Retour en ville, à Zanzibar City. Les Zanzibarites sont fiers de leur capitale qui, petit à petit, se relève de ses ruines et retrouve doucement le souvenir des fastes de la dynastie omanaise qui, pendant plus de deux siècles, a régné sur l’île. Les demeures raffinées, disséminées dans Stone Town, la vieille ville, ont été abandonnées, en hâte, lors de la révolution de 1964. L’Etat s’est emparé de ce magnifique patrimoine et l’a mis en location. Absorbés par d’autres préoccupations, les locataires n’ont pas su défendre les belles demeures contre les aléas du temps. La sonnette d’alarme a retenti au début des années 1980. Depuis lors, avec le soutien financier de l’Unesco, les restaurations avancent. Il faut prendre le temps de flâner dans les ruelles, de s’arrêter devant un balcon ouvragé, de repérer un temple hindou ou une mosquée et, surtout, de contempler les célèbres et magnifiques portes, synonymes d’aisance et de richesse.  » Dis-moi quelle porte tu as, je te dirai quel rang social tu occupes « . Subtilement ouvragées, décorées de rosaces, de fleurs et d’oiseaux, elles seraient, à Stone Town, environ 300.

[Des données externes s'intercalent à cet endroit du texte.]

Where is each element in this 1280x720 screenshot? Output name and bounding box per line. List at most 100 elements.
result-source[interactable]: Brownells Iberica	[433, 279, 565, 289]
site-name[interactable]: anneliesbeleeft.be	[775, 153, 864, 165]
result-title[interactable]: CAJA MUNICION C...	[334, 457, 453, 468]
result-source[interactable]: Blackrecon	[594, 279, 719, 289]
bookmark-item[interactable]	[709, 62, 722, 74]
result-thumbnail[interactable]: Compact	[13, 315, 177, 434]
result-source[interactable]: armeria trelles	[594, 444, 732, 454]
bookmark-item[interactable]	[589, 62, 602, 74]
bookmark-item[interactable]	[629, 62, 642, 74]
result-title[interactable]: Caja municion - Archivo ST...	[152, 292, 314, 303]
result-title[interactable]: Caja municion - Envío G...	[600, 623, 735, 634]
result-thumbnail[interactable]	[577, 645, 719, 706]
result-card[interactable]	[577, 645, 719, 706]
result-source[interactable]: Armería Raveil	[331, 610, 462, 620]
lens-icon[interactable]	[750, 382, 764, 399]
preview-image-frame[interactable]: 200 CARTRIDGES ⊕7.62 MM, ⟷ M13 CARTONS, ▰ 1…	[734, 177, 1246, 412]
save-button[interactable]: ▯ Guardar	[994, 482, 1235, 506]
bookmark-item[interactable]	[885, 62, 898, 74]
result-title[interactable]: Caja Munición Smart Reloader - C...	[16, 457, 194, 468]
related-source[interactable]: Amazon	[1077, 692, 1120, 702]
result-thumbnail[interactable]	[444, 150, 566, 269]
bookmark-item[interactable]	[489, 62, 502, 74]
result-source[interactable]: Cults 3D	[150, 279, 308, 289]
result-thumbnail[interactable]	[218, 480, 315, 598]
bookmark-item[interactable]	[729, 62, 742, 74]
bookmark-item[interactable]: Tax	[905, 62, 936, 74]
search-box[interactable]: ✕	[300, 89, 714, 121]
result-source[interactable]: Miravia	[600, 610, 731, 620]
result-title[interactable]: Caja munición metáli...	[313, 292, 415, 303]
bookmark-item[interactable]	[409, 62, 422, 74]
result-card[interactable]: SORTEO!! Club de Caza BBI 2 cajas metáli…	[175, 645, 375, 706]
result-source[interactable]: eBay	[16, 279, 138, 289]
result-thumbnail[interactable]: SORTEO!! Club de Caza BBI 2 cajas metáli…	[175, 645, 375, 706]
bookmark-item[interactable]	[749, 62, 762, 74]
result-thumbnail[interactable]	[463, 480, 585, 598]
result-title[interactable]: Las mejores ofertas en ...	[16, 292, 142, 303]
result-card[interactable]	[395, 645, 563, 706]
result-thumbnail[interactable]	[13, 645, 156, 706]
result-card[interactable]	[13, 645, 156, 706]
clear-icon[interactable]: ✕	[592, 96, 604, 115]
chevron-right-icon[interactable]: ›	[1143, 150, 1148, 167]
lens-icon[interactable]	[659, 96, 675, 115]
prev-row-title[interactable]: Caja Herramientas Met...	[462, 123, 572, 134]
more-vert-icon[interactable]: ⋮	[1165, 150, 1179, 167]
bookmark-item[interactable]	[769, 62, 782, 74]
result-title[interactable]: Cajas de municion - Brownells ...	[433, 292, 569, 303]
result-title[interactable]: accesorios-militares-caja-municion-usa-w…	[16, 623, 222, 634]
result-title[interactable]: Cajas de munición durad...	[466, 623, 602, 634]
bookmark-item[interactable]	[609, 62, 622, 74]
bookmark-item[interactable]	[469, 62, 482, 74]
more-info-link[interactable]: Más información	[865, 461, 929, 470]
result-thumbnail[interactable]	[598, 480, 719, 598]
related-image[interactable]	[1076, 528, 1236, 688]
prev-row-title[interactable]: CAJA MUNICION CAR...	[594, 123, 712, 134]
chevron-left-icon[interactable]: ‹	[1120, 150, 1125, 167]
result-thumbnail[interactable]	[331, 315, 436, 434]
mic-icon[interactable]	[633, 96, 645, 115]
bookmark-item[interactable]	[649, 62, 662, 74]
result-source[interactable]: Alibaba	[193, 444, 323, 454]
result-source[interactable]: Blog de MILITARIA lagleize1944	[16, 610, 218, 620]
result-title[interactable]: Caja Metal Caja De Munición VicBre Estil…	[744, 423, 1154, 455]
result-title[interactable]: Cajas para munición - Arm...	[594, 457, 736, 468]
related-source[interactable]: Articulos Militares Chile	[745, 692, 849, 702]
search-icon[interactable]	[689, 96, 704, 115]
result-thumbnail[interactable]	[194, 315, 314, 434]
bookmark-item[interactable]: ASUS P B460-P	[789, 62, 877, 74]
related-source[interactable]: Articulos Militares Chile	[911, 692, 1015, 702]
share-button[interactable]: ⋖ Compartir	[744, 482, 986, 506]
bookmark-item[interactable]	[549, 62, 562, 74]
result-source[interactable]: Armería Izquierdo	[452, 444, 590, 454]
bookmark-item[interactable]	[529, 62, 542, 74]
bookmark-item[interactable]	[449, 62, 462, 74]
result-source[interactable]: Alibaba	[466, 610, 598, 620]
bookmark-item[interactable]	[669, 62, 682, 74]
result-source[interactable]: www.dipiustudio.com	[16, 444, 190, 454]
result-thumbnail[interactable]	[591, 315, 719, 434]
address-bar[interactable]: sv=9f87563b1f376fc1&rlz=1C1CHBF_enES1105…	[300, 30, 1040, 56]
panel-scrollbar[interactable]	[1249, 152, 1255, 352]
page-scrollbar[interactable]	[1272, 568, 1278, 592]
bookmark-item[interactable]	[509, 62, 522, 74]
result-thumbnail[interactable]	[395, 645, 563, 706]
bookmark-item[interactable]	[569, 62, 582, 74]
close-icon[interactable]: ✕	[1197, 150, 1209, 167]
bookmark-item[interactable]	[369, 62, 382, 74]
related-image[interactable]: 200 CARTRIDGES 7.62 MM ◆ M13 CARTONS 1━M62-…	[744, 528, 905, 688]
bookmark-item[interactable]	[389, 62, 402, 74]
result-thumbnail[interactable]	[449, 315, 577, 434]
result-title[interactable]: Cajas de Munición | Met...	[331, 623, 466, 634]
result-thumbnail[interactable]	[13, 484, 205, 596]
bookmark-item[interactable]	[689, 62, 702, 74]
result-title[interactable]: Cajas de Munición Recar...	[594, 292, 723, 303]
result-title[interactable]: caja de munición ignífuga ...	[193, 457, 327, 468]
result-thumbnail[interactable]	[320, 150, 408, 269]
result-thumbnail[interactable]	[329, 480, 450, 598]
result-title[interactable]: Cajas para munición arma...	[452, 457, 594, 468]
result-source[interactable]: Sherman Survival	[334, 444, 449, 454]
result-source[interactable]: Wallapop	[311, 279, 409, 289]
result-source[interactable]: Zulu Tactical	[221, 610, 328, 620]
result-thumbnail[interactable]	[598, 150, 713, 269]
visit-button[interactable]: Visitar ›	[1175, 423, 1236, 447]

Face à l’océan, on découvre le palais des sultans d’où ils ont été chassés en 1964 (leurs descendants vivent aujourd’hui à Londres). Dans les chambres en enfilade, un extraordinaire bric-à-brac de mobilier arabe, chinois, indien et… européen des années 1950 ! Ce qui prouve que les sultans suivaient de près les tendances en décoration. Dans la chambre de la princesse Salme flotte un parfum de scandale et de mystère. Sacré numéro, cette princesse ! Libre, rebelle et insoumise, la fille du sultan Sayyid Saïd, le roi du clou de girofle et d’une esclave circassienne, est passée dans l’histoire en tombant amoureuse d’un homme d’affaires allemand. Enceinte, elle a scandalisé la bonne société de Zanzibar. Il a fallu fuir, se marier en hâte, pour éviter, de justesse, un grave conflit diplomatique…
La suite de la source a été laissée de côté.